Investigations: Hormonal evaluation revealed: postmenopausal levels of serum gonadotroph hormones and estradiol, normal basal and stimulated cortisol, normal basal ACTH and 17 hydroxyprogesterone and hyperandrogenism: mildly elevated DHEAS: 591 mcg/dl (N<282.9), testosterone: 64.17 ng/dl (5–51), low SHBG: 18 nmol/l (26–110) and low 11-deoxicorticosterone: <2 ng/dl (2–15). Other androgens were normal. CT scan showed bilateral adrenal hyperplasia, no ovarian tissue was visible.

Results and treatment: The patient had a suboptimal clinical response at spironolactone and cyproterone acetate. She also received 2 more years of aromatase inhibitor (AI), with the aim of reducing the impact of hyperandrogenism upon the breast. Dexamethasone (DXM) 0.25 mg in the evening normalized DHEAS levels and significantly improved the hair growth. The patient had not developed metastases until the age of 49, but mild osteopenia occurred.

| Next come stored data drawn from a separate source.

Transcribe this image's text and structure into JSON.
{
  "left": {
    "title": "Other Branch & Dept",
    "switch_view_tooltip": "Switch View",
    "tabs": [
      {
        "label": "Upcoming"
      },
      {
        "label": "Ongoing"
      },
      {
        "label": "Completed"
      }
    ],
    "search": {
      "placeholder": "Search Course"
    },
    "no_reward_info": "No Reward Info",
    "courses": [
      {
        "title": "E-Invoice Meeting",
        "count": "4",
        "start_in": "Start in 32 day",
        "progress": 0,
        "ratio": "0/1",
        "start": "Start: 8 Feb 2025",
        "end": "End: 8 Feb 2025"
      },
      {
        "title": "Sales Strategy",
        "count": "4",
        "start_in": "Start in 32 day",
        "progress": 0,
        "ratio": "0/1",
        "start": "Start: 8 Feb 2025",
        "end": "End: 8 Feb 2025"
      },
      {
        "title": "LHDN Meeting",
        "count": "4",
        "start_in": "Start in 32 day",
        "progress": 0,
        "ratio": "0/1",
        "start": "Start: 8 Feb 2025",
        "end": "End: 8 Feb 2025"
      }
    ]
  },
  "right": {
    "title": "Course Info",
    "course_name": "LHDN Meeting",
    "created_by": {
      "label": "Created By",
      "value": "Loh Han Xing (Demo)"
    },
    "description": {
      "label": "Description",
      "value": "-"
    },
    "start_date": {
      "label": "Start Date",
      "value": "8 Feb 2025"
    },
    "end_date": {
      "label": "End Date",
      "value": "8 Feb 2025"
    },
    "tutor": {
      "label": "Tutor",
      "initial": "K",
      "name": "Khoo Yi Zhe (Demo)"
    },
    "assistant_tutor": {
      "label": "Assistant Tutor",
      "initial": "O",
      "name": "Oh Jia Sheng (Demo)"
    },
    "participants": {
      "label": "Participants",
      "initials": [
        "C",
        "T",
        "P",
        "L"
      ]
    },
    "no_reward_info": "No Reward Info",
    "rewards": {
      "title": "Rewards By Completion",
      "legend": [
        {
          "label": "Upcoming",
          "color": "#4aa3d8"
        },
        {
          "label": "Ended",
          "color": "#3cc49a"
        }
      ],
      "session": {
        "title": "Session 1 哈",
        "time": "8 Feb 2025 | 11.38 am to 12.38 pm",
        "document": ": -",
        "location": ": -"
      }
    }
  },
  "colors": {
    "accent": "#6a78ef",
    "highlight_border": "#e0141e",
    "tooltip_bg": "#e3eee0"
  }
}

Discussion: With aging, there usually is a dramatic decrease in adrenal androgens, principally dehydroepiandrosterone and its sulfate (DHEA-S), from their peak in early adulthood. Antioestrogens treatment for breast cancer may mildly increase the androgens levels, even in postmenopausal women; in our patient with overt adrenal hyperandrogenism and alopecia, persistant after AI withdrawal, only DXM was efficacious. However, it has been reported that glucocorticoid treatment increases the risk for metastases in patients already having breast cancer. Moreover, glucocorticoid treatment and the lack of the oestrogens due to AI treatment predispose to osteoporosis. In this case, the most important aspect is to prevent a breast cancer recurrence. Therefore, after a succesful course of DXM, a maintenance treatment with an androgen receptor blocker was proposed, associated with calcium and vitamin D. The addition of an aromatase inhibitor may be considered.